“Wednesday, December 29, 2021” stares at me from the laptop monitor. What have I accomplished in the past year? Truth is that I squandered precious time, trying to cope with impending loss. Two fine men in my extended family, ages 51 and 54, lost their battles to cancer, one at Thanksgiving and one at Christmas. The most recent deaths were from my children’s generation. Both left grieving parents, who questioned why they had not been chosen to go.
Writing, my daily therapy, was left untouched for months. I turned to wine, food and TV for solace. I had no focus to read and could not concentrate on a television program for more than twenty minutes. All I wanted to do was seek the security of my bed and crawl under the covers. To others, I appeared in control, but deep down, I knew that I was on the brink of depression and had to dig into my grounding toolbox, to avoid falling into the dark hole.
My husband transitioned to the other side seven years ago from leukemia. I am proud that I had the strength to work, write, move to another state, volunteer and redefine myself. I still have difficult moments, but I ride them out, confident that they will pass.
I am back on track from the latest heartbreaks, practicing what I preached in previous postings.

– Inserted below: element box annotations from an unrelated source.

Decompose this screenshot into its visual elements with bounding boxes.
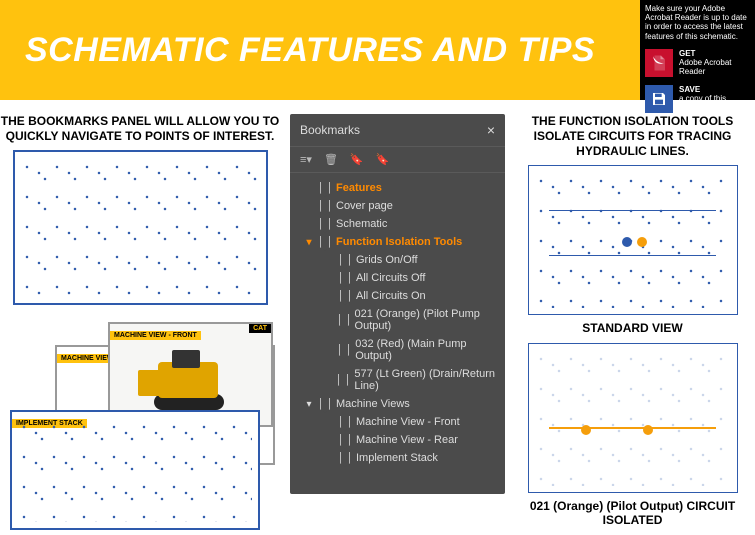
bookmarks-toolbar: ≡▾ 🗑 🔖 🔖 xyxy=(290,147,505,173)
bookmark-label: Function Isolation Tools xyxy=(336,236,462,248)
bm-add-icon[interactable]: 🔖 xyxy=(350,153,364,166)
bookmark-ribbon-icon xyxy=(339,344,349,356)
bookmarks-title: Bookmarks xyxy=(300,123,360,137)
bookmark-ribbon-icon xyxy=(340,290,350,302)
implement-stack-thumb[interactable]: IMPLEMENT STACK xyxy=(10,410,260,530)
bookmark-item[interactable]: All Circuits On xyxy=(290,287,505,305)
bookmark-label: All Circuits On xyxy=(356,290,426,302)
bookmark-item[interactable]: Machine View - Rear xyxy=(290,431,505,449)
isolated-view-thumb[interactable] xyxy=(528,343,738,493)
content-row: THE BOOKMARKS PANEL WILL ALLOW YOU TO QU… xyxy=(0,100,755,535)
schematic-thumb-main[interactable] xyxy=(13,150,268,305)
get-line2: Adobe Acrobat Reader xyxy=(679,58,750,76)
thumb-label-front: MACHINE VIEW - FRONT xyxy=(110,331,201,340)
bookmark-item[interactable]: 577 (Lt Green) (Drain/Return Line) xyxy=(290,365,505,395)
bookmark-ribbon-icon xyxy=(320,182,330,194)
bookmark-ribbon-icon xyxy=(340,434,350,446)
bookmark-item[interactable]: ▾ Function Isolation Tools xyxy=(290,233,505,251)
bookmarks-list[interactable]: Features Cover page Schematic ▾ Function Iso… xyxy=(290,173,505,494)
bookmark-item[interactable]: Grids On/Off xyxy=(290,251,505,269)
bookmark-item[interactable]: Machine View - Front xyxy=(290,413,505,431)
bookmark-item[interactable]: Features xyxy=(290,179,505,197)
bookmark-item[interactable]: 021 (Orange) (Pilot Pump Output) xyxy=(290,305,505,335)
bookmark-item[interactable]: All Circuits Off xyxy=(290,269,505,287)
bookmark-ribbon-icon xyxy=(340,272,350,284)
save-line1: SAVE xyxy=(679,85,750,94)
bookmark-ribbon-icon xyxy=(320,236,330,248)
side-actions: Make sure your Adobe Acrobat Reader is u… xyxy=(640,0,755,100)
save-icon xyxy=(645,85,673,113)
chevron-down-icon: ▾ xyxy=(304,399,314,410)
bookmark-ribbon-icon xyxy=(320,398,330,410)
bookmark-label: Implement Stack xyxy=(356,452,438,464)
bookmark-label: Machine View - Front xyxy=(356,416,460,428)
bookmark-ribbon-icon xyxy=(339,314,349,326)
bookmark-item[interactable]: 032 (Red) (Main Pump Output) xyxy=(290,335,505,365)
bookmark-item[interactable]: Cover page xyxy=(290,197,505,215)
bookmark-ribbon-icon xyxy=(338,374,348,386)
title-area: SCHEMATIC FEATURES AND TIPS xyxy=(0,0,640,100)
save-line2: a copy of this schematic xyxy=(679,94,750,112)
left-column: THE BOOKMARKS PANEL WILL ALLOW YOU TO QU… xyxy=(0,114,280,535)
bm-addchild-icon[interactable]: 🔖 xyxy=(376,153,390,166)
bookmark-label: Machine Views xyxy=(336,398,410,410)
left-heading: THE BOOKMARKS PANEL WILL ALLOW YOU TO QU… xyxy=(0,114,280,144)
bookmark-label: 021 (Orange) (Pilot Pump Output) xyxy=(355,308,495,332)
bookmark-label: Grids On/Off xyxy=(356,254,418,266)
bookmark-label: Features xyxy=(336,182,382,194)
get-reader-text: GET Adobe Acrobat Reader xyxy=(679,49,750,76)
bookmarks-column: Bookmarks × ≡▾ 🗑 🔖 🔖 Features Cover page S… xyxy=(290,114,505,535)
bookmark-item[interactable]: ▾ Machine Views xyxy=(290,395,505,413)
save-text: SAVE a copy of this schematic xyxy=(679,85,750,112)
bookmark-label: Machine View - Rear xyxy=(356,434,458,446)
bookmark-label: 032 (Red) (Main Pump Output) xyxy=(355,338,495,362)
page-title: SCHEMATIC FEATURES AND TIPS xyxy=(25,31,595,70)
pdf-icon xyxy=(645,49,673,77)
bookmarks-panel: Bookmarks × ≡▾ 🗑 🔖 🔖 Features Cover page S… xyxy=(290,114,505,494)
top-bar: SCHEMATIC FEATURES AND TIPS Make sure yo… xyxy=(0,0,755,100)
standard-view-caption: STANDARD VIEW xyxy=(525,321,740,335)
cat-badge: CAT xyxy=(249,324,271,333)
bookmark-label: 577 (Lt Green) (Drain/Return Line) xyxy=(354,368,495,392)
bookmark-label: Schematic xyxy=(336,218,387,230)
bookmark-item[interactable]: Implement Stack xyxy=(290,449,505,467)
right-heading: THE FUNCTION ISOLATION TOOLS ISOLATE CIR… xyxy=(525,114,740,159)
bookmarks-close-icon[interactable]: × xyxy=(487,122,495,138)
get-reader-button[interactable]: GET Adobe Acrobat Reader xyxy=(640,45,755,81)
bookmark-ribbon-icon xyxy=(340,452,350,464)
bookmark-ribbon-icon xyxy=(340,254,350,266)
get-line1: GET xyxy=(679,49,750,58)
bookmark-ribbon-icon xyxy=(320,218,330,230)
isolated-view-caption: 021 (Orange) (Pilot Output) CIRCUIT ISOL… xyxy=(525,499,740,527)
right-column: THE FUNCTION ISOLATION TOOLS ISOLATE CIR… xyxy=(515,114,740,535)
standard-view-thumb[interactable] xyxy=(528,165,738,315)
left-thumb-stack: MACHINE VIEW - REAR MACHINE VIEW - FRONT… xyxy=(0,150,280,530)
chevron-down-icon: ▾ xyxy=(304,237,314,248)
save-button[interactable]: SAVE a copy of this schematic xyxy=(640,81,755,117)
bookmark-label: All Circuits Off xyxy=(356,272,425,284)
bm-trash-icon[interactable]: 🗑 xyxy=(324,153,338,166)
bookmarks-header: Bookmarks × xyxy=(290,114,505,147)
bm-options-icon[interactable]: ≡▾ xyxy=(300,153,312,166)
reader-warning: Make sure your Adobe Acrobat Reader is u… xyxy=(640,0,755,45)
bookmark-ribbon-icon xyxy=(320,200,330,212)
bookmark-label: Cover page xyxy=(336,200,393,212)
bookmark-ribbon-icon xyxy=(340,416,350,428)
bookmark-item[interactable]: Schematic xyxy=(290,215,505,233)
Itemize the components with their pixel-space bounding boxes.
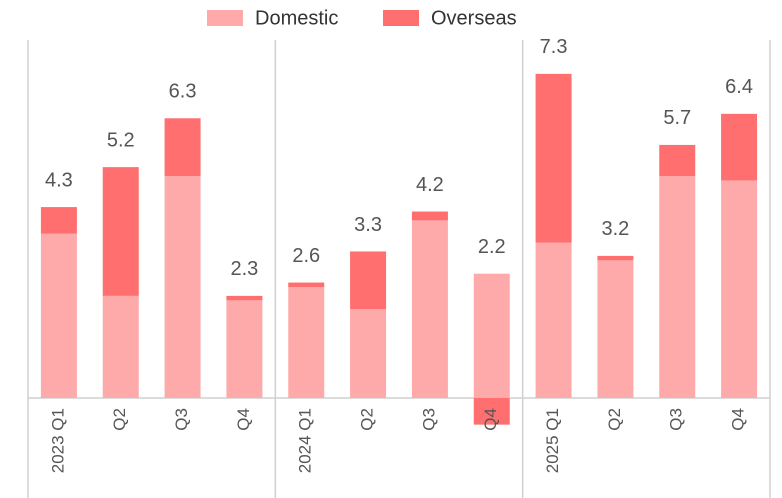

- Limit alcohol. It is a depressant
- Eat nutritious food
- Exercise- I walk at least three miles a day, plus golf, dance or take exercise classes via zoom
- Learn something new. I took golf lessons
- Volunteer. Helping others keeps your mind off yourself.
- Write a gratitude list.
- If you are grieving, talk to your loved one and watch for signs. They will appear when you least expect them. Coins, feathers, songs, numbers, misbehaving electronics, memories and scents are a few ways to let you know that he/she is closer than you think.
Mind, body and spirit are connected. Keep moving. They require daily attention. Be good to yourself, find quiet time and connect with nature. There is no magic bullet. It takes effort to hit the curve balls life throws.